Hearing better: Teacher is wired
for sound, and results are spectacular
by Twila Van Leer, Deseret News, April 15, 2003
All that stands between the teacher at the front of the room and
that disinterested little boy on the back row is a lot of
ambient noise: electricity humming, foot-shuffling, air
whistling through ducts, paper rustling, classmates breathing
and wiggling, traffic passing outside and the dozen other sounds
that don't necessarily register, but affect hearing.
Now, was that spelling word the teacher just said "pond,"
"pawned" or even "upon"?
For the teacher, the alternative is to raise the volume,
sometimes at the risk of stressing the vocal cords.
"I was ready to quit," said Shauna Starr, a fourth-grade teacher
at Pioneer Elementary in Granite District. "When I started
losing my voice, it frightened me. I was going down fast. I
teach with enthusiasm and by the end of the day, I was wiped.
This way, I'm not."
"This way" is an acoustical enhancement project Pioneer has
fostered. Teachers are wired for sound, speakers distribute the
sound equally in the room and the results, Starr said, are
spectacular.
On this particular day, her students are working on a math
concept, creating charts and graphs by sorting little piles of
colored candies and comparing the colors they have drawn with
the proportions the candy company says are put into each bag.
In Steven's bag, for instance, 27 percent of the candies are
brown and 17 percent yellow, while the M & M's people say the
usual proportion is 30 percent brown and 20 percent yellow.
Obviously, Steven's tan, red and green candies will also be out
of proportion.
"Think about yours and write about the differences," Starr tells
her students. In the middle of the room with children on all
sides, she speaks in a normal tone of voice. A small wireless
microphone picks up the sound and an infrared signal sends it to
multiple speakers mounted in the acoustical tiles of the
classroom ceiling.
Her directions about counting and charting obviously are getting
through not only to those at her sides but to those in the front
and back of the room. They are all participating and following
instructions.
"This is miles above what happened in my old classroom," said
Starr. "It just makes sense. It's a no-brainer. I haven't
changed what I am doing as a teacher, but my students are more
engaged. It has enhanced what I am trying to do. It should be
happening in all our schools."
Next door, fellow fourth-grade teacher Laura Pickering is
equally enthused. "My students' attention is a lot better," she
said. "I had lots of parents requesting that their child be
closer to the front, now it isn't an issue. I don't repeat as
much."
Acoustical enhancement is a simple concept that has made a big
difference in his school, said principal Paul J. McCarty. As
students hear better, they are performing better as well. "Never
have I seen reading and math growth in such a short period of
time," he wrote in an article for an education publication. His
school has many Title I students who come from low-income homes,
including many whose primary language is not English. Meeting
new federal No Child Left Behind standards had loomed as a
significant challenge.
McCarty believes the classroom audio improvements have
contributed to better grades and better behavior in his
students. The school had used a number of approaches to improve
student achievement, including new reading and math curriculums
and texts, use of specialists, staff training and purchase of
educational software, he said, but with minimal effects.

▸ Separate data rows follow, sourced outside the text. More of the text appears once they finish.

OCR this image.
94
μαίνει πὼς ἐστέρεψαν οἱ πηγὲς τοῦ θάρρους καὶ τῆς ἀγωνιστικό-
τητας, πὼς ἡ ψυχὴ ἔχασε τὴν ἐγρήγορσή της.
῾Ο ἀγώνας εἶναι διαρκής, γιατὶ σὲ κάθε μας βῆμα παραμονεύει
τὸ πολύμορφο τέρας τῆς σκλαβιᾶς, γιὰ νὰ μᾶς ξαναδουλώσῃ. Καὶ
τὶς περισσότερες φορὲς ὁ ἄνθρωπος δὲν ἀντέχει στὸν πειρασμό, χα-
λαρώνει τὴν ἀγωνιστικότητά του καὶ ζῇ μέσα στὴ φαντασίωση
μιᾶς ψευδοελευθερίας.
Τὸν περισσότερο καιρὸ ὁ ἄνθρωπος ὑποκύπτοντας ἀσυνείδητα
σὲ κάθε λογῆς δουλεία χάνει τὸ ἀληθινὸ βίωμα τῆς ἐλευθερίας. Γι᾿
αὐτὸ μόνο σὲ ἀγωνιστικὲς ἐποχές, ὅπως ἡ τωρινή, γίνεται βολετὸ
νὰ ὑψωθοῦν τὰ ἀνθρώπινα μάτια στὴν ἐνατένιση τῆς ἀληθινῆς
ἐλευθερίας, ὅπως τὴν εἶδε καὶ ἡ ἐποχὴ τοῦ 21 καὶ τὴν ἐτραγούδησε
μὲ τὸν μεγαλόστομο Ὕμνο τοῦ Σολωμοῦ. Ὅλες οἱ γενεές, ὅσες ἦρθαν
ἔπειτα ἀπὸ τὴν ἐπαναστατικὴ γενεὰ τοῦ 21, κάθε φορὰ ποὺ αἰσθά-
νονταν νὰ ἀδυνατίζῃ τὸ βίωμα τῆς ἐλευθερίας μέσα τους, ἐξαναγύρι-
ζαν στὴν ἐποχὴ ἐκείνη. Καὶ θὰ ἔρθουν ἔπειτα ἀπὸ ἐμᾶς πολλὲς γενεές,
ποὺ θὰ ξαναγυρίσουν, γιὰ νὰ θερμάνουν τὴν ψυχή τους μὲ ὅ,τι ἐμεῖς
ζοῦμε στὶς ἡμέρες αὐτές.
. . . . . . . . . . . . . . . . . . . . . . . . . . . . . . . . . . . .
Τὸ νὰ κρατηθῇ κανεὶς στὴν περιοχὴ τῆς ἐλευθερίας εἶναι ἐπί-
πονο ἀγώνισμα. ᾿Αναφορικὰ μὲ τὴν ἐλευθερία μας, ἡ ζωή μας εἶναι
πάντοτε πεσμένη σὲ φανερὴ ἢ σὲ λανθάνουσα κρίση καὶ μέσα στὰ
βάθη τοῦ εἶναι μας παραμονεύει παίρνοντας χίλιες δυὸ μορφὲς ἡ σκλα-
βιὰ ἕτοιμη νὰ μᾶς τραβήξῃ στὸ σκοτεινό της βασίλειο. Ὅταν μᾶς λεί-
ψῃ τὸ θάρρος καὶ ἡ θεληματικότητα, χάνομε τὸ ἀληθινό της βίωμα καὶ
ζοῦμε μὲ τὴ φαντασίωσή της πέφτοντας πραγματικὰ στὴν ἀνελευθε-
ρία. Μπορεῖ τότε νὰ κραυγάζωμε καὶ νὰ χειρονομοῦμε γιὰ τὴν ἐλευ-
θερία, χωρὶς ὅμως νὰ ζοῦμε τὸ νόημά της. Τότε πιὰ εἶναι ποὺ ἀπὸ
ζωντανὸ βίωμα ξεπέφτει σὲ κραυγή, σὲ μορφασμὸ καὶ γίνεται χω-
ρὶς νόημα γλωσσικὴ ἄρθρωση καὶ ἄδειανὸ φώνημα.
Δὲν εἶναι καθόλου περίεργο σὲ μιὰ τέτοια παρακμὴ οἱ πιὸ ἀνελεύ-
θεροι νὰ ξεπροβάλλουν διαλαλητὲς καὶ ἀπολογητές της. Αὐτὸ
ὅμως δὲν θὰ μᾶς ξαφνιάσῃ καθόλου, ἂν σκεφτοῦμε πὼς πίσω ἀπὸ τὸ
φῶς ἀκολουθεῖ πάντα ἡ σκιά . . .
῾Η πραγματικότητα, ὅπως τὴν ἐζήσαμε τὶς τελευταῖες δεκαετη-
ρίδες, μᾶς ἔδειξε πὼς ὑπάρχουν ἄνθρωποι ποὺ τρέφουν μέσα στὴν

"We faced the reality that we were not going to show the
necessary yearly accountability gains required by (the federal
guidelines)." In 2001, the first year audio enhancement used in
Pioneer, students showed 10 to 15 percent gains in reading and
math, based on annual test scores. In the second year, the same
gains were manifest. The greatest progress has come with the
English as a second language students, he said.
"Our greatest student test score improvement came from our ESL
students, with an average gain of 16 percent as measured by our
state's Criterion Reference Test," said McCarty.
And Pioneer students are liking school better.
"The sound is more louder. I can hear my teacher better," said
Destiny Simpson, who was working with a group to analyze their
candy numbers and write about them.
"I could hear at the back but not as well as this," agreed
Heather Lavender, as she and Cristina Luangaphay prepared to
knuckle down to the work.
"Parents have reported how much their students love coming to
school," said McCarty. Failure to hear well in the classroom has
been identified as a factor in students losing interest and for
some, ultimately dropping out, McCarty said..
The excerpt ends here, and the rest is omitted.